I found myself thinking about Joy, wondering what she might like.
She seemed like the type who would appreciate something thoughtful rather than expensive.
Maybe a book. She mentioned loving to read.
Or something for her festival planning, though that felt too impersonal.
Maybe something small and personal. Something that would make her think of me after she left town.
The thought stopped me cold. Why was I thinking about buying Joy a Christmas present? We weren’t dating. We’d shared one night during a snowstorm, and then we both walked away like it didn’t mean anything. I had no business shopping for her, no right to insert myself into her holiday plans.
But I couldn’t stop thinking about it anyway. Couldn’t stop imagining her face lighting up when she opened something I’d chosen specifically for her. Couldn’t stop wondering what would make her happy.
“Cooper? You still with us?”
I blinked, realizing the conversation had moved on and everyone was looking at me expectantly. “Sorry, what?”
“I said, are you planning to ask anyone to the New Year’s Eve party?” Tony repeated. “Or are you going to spend another year standing in the corner nursing one beer all night?”
“Haven’t thought about it,” I lied.
“Well, think fast,” he said. “All the good ones get taken early, and you’re not getting any younger.”
More laughter around the table, but I barely heard it. I was too busy imagining Joy at that party, wondering who she might be with, whether she’d save me a dance or spend the night avoiding me because things were too complicated between us.

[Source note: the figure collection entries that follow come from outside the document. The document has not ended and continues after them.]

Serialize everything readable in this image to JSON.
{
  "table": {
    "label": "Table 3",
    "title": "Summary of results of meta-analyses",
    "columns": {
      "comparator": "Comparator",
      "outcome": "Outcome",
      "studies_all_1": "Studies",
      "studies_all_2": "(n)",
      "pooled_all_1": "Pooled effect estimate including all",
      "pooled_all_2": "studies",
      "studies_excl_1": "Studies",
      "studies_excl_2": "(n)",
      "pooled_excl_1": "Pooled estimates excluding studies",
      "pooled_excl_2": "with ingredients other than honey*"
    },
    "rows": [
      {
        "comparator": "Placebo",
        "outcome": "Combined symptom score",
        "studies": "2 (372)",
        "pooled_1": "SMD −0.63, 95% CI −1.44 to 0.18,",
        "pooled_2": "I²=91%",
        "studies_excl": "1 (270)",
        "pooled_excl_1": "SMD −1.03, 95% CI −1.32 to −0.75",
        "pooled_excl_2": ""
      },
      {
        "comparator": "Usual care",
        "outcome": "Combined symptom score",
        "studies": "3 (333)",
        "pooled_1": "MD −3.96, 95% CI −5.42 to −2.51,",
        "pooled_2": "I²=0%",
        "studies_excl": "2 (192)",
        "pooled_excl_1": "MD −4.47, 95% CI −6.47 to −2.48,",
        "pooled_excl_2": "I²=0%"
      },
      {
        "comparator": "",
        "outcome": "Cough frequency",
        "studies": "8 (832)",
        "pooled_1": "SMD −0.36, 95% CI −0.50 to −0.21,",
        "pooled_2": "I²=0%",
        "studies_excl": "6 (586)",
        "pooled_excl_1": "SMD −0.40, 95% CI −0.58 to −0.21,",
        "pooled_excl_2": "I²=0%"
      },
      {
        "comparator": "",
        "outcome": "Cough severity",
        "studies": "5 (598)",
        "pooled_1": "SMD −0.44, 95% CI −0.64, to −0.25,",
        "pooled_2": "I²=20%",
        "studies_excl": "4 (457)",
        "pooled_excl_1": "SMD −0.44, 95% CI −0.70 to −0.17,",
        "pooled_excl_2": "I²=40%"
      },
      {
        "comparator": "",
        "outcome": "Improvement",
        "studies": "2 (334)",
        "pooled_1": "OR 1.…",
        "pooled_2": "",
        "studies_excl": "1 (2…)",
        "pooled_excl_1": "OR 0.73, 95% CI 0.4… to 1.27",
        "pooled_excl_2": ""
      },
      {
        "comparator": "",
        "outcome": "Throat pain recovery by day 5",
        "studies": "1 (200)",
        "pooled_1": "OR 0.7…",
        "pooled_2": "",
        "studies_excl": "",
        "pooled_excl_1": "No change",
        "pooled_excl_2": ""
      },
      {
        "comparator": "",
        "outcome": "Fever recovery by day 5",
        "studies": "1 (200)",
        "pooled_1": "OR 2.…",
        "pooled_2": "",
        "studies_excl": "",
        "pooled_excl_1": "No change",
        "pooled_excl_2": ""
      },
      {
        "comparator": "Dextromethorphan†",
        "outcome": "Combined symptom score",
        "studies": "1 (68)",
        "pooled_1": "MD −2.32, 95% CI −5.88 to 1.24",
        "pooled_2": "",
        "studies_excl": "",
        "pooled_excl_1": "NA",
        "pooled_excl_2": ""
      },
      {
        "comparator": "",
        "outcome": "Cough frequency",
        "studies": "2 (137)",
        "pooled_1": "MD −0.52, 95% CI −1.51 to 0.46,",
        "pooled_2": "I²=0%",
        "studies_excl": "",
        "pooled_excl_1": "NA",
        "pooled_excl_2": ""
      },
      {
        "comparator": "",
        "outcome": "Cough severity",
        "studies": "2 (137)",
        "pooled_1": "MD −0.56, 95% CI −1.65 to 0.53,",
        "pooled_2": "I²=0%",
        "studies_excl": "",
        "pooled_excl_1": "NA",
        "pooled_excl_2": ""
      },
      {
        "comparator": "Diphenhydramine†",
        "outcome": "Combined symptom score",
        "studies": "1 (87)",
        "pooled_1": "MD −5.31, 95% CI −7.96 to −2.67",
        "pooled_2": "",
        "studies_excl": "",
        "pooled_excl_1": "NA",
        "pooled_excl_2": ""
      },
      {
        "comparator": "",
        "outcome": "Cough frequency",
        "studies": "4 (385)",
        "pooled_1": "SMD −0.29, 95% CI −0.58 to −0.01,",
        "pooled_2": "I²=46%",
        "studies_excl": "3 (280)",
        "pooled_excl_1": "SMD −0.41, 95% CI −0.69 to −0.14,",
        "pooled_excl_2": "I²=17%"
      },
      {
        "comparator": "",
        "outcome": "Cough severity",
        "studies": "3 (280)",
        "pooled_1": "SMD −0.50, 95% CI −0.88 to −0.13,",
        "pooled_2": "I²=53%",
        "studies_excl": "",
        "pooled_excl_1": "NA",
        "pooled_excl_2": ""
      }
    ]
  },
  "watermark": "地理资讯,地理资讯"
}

I glanced over at Katrina. I was certain she was watching me. Could she hear my thoughts?
If she did, she would know I was imagining her laugh and thinking about her smile. I was thinking about the way she felt in my arms, warm and soft and perfect. I was practically doodling her name in hearts like some lovesick teenager.
I was in serious trouble.
Somewhere between that first day at the elementary school and last night in the storm, Joy Murphy had gotten under my skin. Again. Not just attraction—though God knew there was plenty of that—but something deeper. Something that felt suspiciously like the beginnings of love.
The same feeling that had knocked me sideways in high school, when a kiss from her had rewritten everything I thought I knew about myself.
Except this time, I wasn’t seventeen and she wasn’t the untouchable girl who ran away.
This time, we were adults with complicated lives and incompatible goals and about a dozen reasons why we should stay away from each other.
This time, I had no excuse for the way my heart hammered every time I thought about her.
“You know what your problem is, Cooper?” Katrina said, appearing at my elbow as the meal wound down and guys started clearing their plates.
“I’m sure you’re going to tell me.”
“You think too much.” She studied my face with that unsettling twin intuition that had always made it impossible to hide anything from her.
I wanted to ask her what she meant, but she was already walking away, leaving me alone with my thoughts and the growing certainty that I was about to make a very big mistake.
Despite every logical reason to stay away from Joy, I was pretty sure I was going to chase her anyway.